Au total, environ un millier de personnes ont été évacuées, selon les autorités.
Dans le secteur, l'A6 restait fermée à la circulation mardi matin.
Deux suspects interpellés
Parmi les quelque 850 pompiers mobilisés, 650 sont venus d'autres départements, notamment du sud de la France, ou des brigades militaires de la sécurité civile.
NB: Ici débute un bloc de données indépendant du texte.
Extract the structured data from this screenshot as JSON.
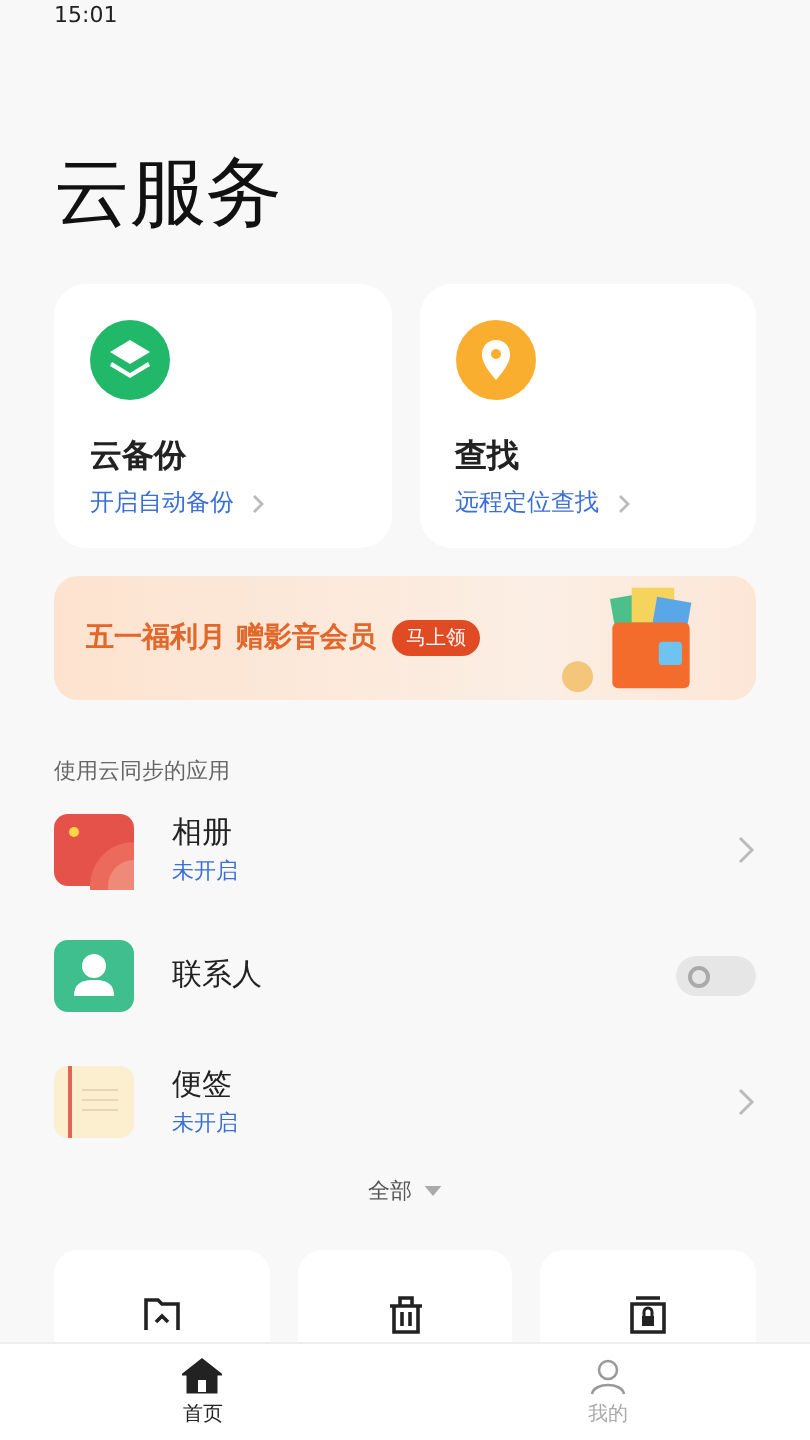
{
  "status_bar": {
    "time": "15:01"
  },
  "title": "云服务",
  "feature_cards": [
    {
      "kind": "backup",
      "title": "云备份",
      "link": "开启自动备份"
    },
    {
      "kind": "find",
      "title": "查找",
      "link": "远程定位查找"
    }
  ],
  "banner": {
    "text": "五一福利月 赠影音会员",
    "button": "马上领"
  },
  "section_label": "使用云同步的应用",
  "apps": [
    {
      "kind": "link",
      "name": "相册",
      "status": "未开启"
    },
    {
      "kind": "toggle",
      "name": "联系人",
      "on": false
    },
    {
      "kind": "link",
      "name": "便签",
      "status": "未开启"
    }
  ],
  "expand_label": "全部",
  "tabs": [
    {
      "label": "首页",
      "selected": true
    },
    {
      "label": "我的",
      "selected": false
    }
  ]
}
Lundi soir, un pompier du Var expliquait ainsi à l'AFP qu'il était plus habitué à voir ses collègues de région parisienne venir lui prêter main-forte que l'inverse.
Cet incendie, qui frappe le poumon vert de l'Île-de-France à l'exceptionnelle biodiversité, est l'un des trois plus importants qu'a connus la moitié nord du pays en vingt ans.
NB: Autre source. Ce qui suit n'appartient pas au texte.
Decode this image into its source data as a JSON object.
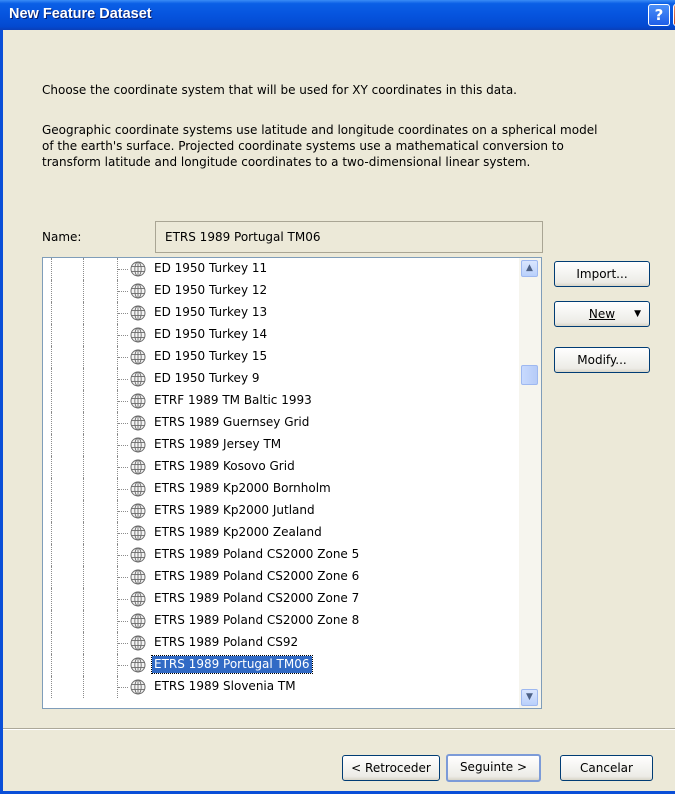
{
  "window": {
    "title": "New Feature Dataset",
    "help_symbol": "?",
    "close_symbol": "✕"
  },
  "intro": {
    "line1": "Choose the coordinate system that will be used for XY coordinates in this data.",
    "para2_l1": "Geographic coordinate systems use latitude and longitude coordinates on a spherical model",
    "para2_l2": "of the earth's surface. Projected coordinate systems use a mathematical conversion to",
    "para2_l3": "transform latitude and longitude coordinates to a two-dimensional linear system."
  },
  "name_field": {
    "label": "Name:",
    "value": "ETRS 1989 Portugal TM06"
  },
  "tree": {
    "items": [
      {
        "label": "ED 1950 Turkey 11",
        "icon": "globe-icon"
      },
      {
        "label": "ED 1950 Turkey 12",
        "icon": "globe-icon"
      },
      {
        "label": "ED 1950 Turkey 13",
        "icon": "globe-icon"
      },
      {
        "label": "ED 1950 Turkey 14",
        "icon": "globe-icon"
      },
      {
        "label": "ED 1950 Turkey 15",
        "icon": "globe-icon"
      },
      {
        "label": "ED 1950 Turkey 9",
        "icon": "globe-icon"
      },
      {
        "label": "ETRF 1989 TM Baltic 1993",
        "icon": "globe-icon"
      },
      {
        "label": "ETRS 1989 Guernsey Grid",
        "icon": "globe-icon"
      },
      {
        "label": "ETRS 1989 Jersey TM",
        "icon": "globe-icon"
      },
      {
        "label": "ETRS 1989 Kosovo Grid",
        "icon": "globe-icon"
      },
      {
        "label": "ETRS 1989 Kp2000 Bornholm",
        "icon": "globe-icon"
      },
      {
        "label": "ETRS 1989 Kp2000 Jutland",
        "icon": "globe-icon"
      },
      {
        "label": "ETRS 1989 Kp2000 Zealand",
        "icon": "globe-icon"
      },
      {
        "label": "ETRS 1989 Poland CS2000 Zone 5",
        "icon": "globe-icon"
      },
      {
        "label": "ETRS 1989 Poland CS2000 Zone 6",
        "icon": "globe-icon"
      },
      {
        "label": "ETRS 1989 Poland CS2000 Zone 7",
        "icon": "globe-icon"
      },
      {
        "label": "ETRS 1989 Poland CS2000 Zone 8",
        "icon": "globe-icon"
      },
      {
        "label": "ETRS 1989 Poland CS92",
        "icon": "globe-icon"
      },
      {
        "label": "ETRS 1989 Portugal TM06",
        "icon": "globe-icon",
        "selected": true
      },
      {
        "label": "ETRS 1989 Slovenia TM",
        "icon": "globe-icon"
      }
    ]
  },
  "side_buttons": {
    "import": "Import...",
    "new": "New",
    "new_arrow": "▼",
    "modify": "Modify..."
  },
  "scroll_arrows": {
    "up": "▲",
    "down": "▼"
  },
  "footer": {
    "back": "< Retroceder",
    "next": "Seguinte >",
    "cancel": "Cancelar"
  },
  "colors": {
    "selection": "#316ac5",
    "title_bar": "#0654de",
    "dialog_bg": "#ece9d8"
  }
}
Deux suspects ont été interpellés, a annoncé lundi soir le ministre de l'Intérieur, Laurent Nuñez, qui avait évoqué dès la matinée la piste d'un incendie volontaire.
L'un des deux suspects est un jeune homme de 18 ans, inconnu des services de police. Il a été interpellé avec un briquet sur lui et ses mains étaient recouvertes de suie, selon une source proche du dossier.
Sur l'ensemble du territoire, 59 personnes ont été interpellées pour des «mises à feu volontaires ou accidentelles», dont sept placées en détention provisoire, a indiqué Laurent Nuñez.
L'emblématique massif forestier de Fontainebleau couvre environ 25.000 hectares, à 60 kilomètres au sud-est de Paris. Il accueille chaque année 15 millions de visiteurs, ce qui en fait une zone particulièrement sensible, en raison notamment de son sol sableux et de sa végétation de fougères et de résineux très inflammables.
Une série d'incendies en France
Plus aucune région n'est désormais à l'abri des incendies estivaux.
Selon un bilan présenté lundi par Laurent Nuñez, 32.000 hectares ont été parcourus par le feu depuis le début de l'année en France, soit davantage que durant toute la saison 2025.
En Lozère, où un incendie s'était déclaré lundi en fin de journée sur la commune de Saint-Bonnet-Laval, le feu a été fixé dans la nuit après avoir parcouru 120 hectares de végétation.
En Bretagne, l'incendie qui a ravagé 38 hectares de landes sur le site du cap Fréhel a également été fixé, a annoncé la préfecture des Côtes-d'Armor.
L'accumulation des incendies liés à la canicule menace également les infrastructures ferroviaires et provoque d'importants retards pour les voyageurs en pleine période de départs en vacances.
Au total, dix incendies se sont déclarés lundi à proximité de voies ferrées, selon un porte-parole de SNCF Réseau.